On the other hand, I'm still researching meat goats. It may take a visit to a meat goat operation to put that dream on hold too. :-)

Comment by anna Sat Sep 17 15:13:33 2011
The wife type person has visions of dairy goats too. I'm not anti-goat but the time and start up expense was more than I have been willing to invest. Meat goats.... There is a meal I'm afraid I would have to eat alone, so for now somebody else has got my goat, I guess. ( sorry I can never resist a play an words....lol)
Comment by Justin Sat Sep 17 18:09:24 2011
I did my best to sway Mark with a dark chocolate, goat milk pie, but it didn't sweeten the pot enough. :-) He said he'd eat goat meat, though (especially if we bought it...)

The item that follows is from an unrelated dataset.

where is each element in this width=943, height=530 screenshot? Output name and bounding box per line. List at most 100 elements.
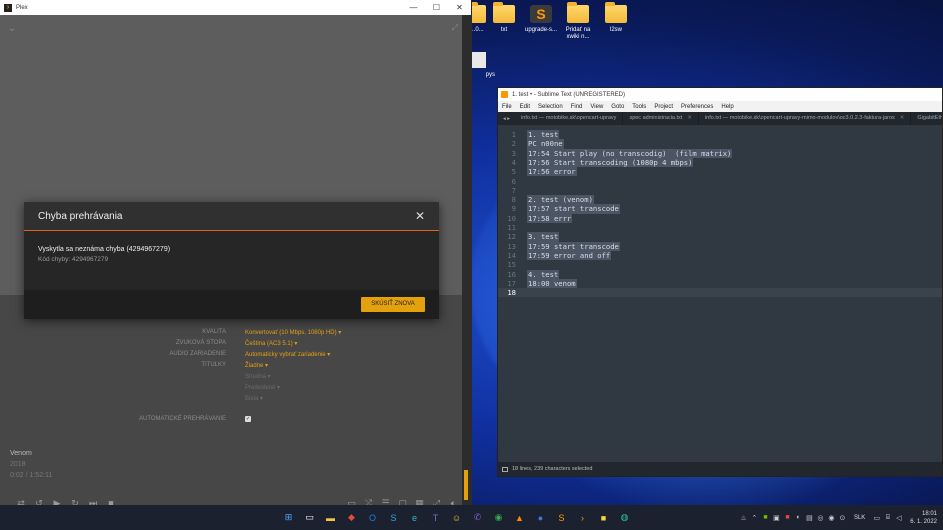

Comment by anna Sun Sep 18 14:44:28 2011
Don't resist the goats! Goats are fantastic. Yes there is a little bit of time, and some money involved, but pound for pound I have to say that for our homestead, the goats have been the best investment.
Comment by Niki Tue Sep 20 16:28:46 2011
I'm trying so hard to resist --- your comment does not help. :-) Maybe if I really want them, I just need to think of them as a two year project. Whenever I look at our to-do list for this winter, I don't see how I could fit preparing for goats amid the other pressing projects.